PetunjukHidup.com- Bukan keluarga cemara, tetapi keluarga merupakan satu hubungan erat yang
tidak terpisahkan. Baik itu hubungan antara, suami-istri; orangtua-anak;
kakak-adik dalam sebuah keluarga. Namun, hubungan keluarga memang erat antara
orangtua dan anak. Begitu juga hubungan antara keluarga besar. Meskipun
terpisah jarak, usia dan perbedaan. Keluarga BESAR tetaplah keluarga; ada
kalanya bisa bersama dan juga perselisihan satu dengan yang lain.
Kali ini Penulis ingin
menceritakan kisah PERJALANAN keluarga besar yang juga dalam satu keluarga juga
ada keluarga berencana. Kita berkumpul dalam suatu momen special yakni
PERNIKAHAN adik sepupu yang tinggal di Jawa, khususnya Kediri. Ini tidak
direncanakan bisa berkumpul semua seperti ini, setelah belasan tahun tidak
pernah berjumpa.
Perjalanan Keluarga dari Tanjungpinang ke Kediri
Penulis tinggal di Kota Tanjungpinang,
Pulau Bintan; sedangkan beberapa keluarga besar masih menetap di kota
Balikpapan dan ada yang merantau ke Banjarmasin, Kalimantan Selatan. Kita
berencana akan reuni, sekaligus menghadiri pesta pernikahan adik sepupu yang
sudah pindah ke Kota Kediri. Dari Kota Tanjungpinang ke Kediri membutuhkan
perjalanan yang sangat PANJANG dan MELELAHKAN, tentunya.
Sama halnya dengan perjalanan
HIDUP yang penuh liku, tetapi nikmat di jalani. Kami (Mom, kakak, Penulis dan
adik) harus berangkat pagi dari rumah menuju pelabuhan Sri Bintan Pura yang
terletak di zero Kilometer Tanjungpinang. Jarak dari rumah ke Pelabuhan
membutuhkan waktu sekitar 45 menit. Kemudian dilanjutkan naik kapal feri menuju
Kota Batam, dan dilanjutkan ke bandara. Diperikirakan waktu yang dibutuhkan
sekitar 1 jam 20 menit.
Berhubung barang bawaan kami
ini sangat banyak, jadi kami harus memesan dua taksi. Sampai di bandara Batam
kita mengurus semua urusan bagasi.
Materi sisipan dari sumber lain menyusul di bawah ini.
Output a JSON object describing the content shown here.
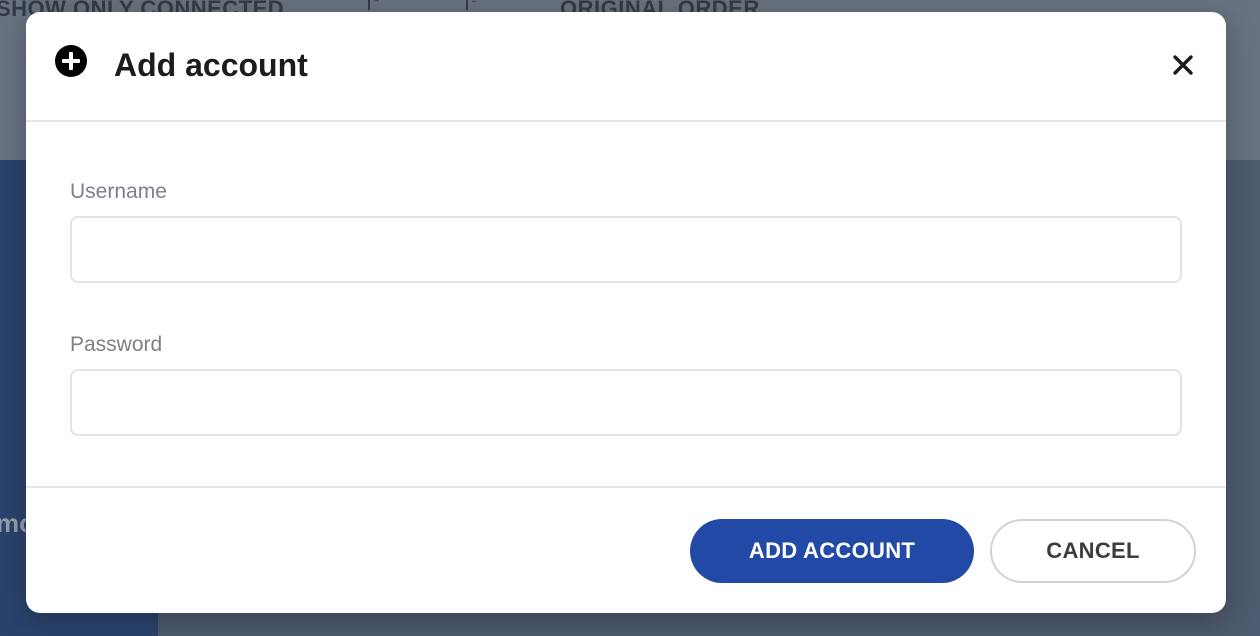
{
  "background": {
    "toolbar": {
      "filter_label": "SHOW ONLY CONNECTED",
      "sort_label": "ORIGINAL ORDER",
      "sort_az_icon": "sort-alpha-asc-icon",
      "sort_za_icon": "sort-alpha-desc-icon"
    },
    "sidebar_partial_text": "mo"
  },
  "dialog": {
    "icon": "plus-circle-icon",
    "title": "Add account",
    "close_icon": "close-icon",
    "fields": {
      "username": {
        "label": "Username",
        "value": "",
        "placeholder": ""
      },
      "password": {
        "label": "Password",
        "value": "",
        "placeholder": ""
      }
    },
    "actions": {
      "primary_label": "ADD ACCOUNT",
      "secondary_label": "CANCEL"
    }
  },
  "colors": {
    "primary": "#2349a6",
    "title_text": "#1b1c1e",
    "label_text": "#7c8189"
  }
}
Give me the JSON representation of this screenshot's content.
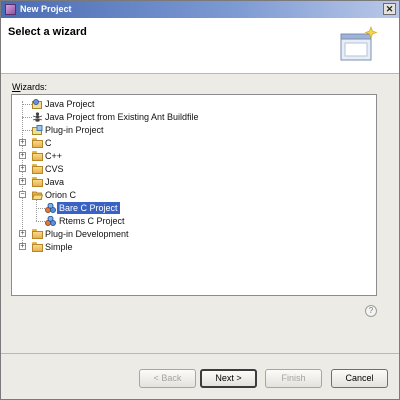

Kebetulan terbang menggunakan citilink jadinya dapat free bagasi.
Meskipun sempat terjadi kekesalahan sebelum keberangkatan beberapa pekan lalu.
Harga tiket Penulis lebih mahal dibanding Kakak dan Adik, kesal banget kan.
Penulis kira, beli tiket sebelum hari H lebih awal sekitar sebulan atau dua
bulan pemesanan bakalan lebih MURAH. Nyatanya lebih MAHAL dan itu, sangat
menyakitkan hati. Entah, sistem jual beli tiket seperti apa.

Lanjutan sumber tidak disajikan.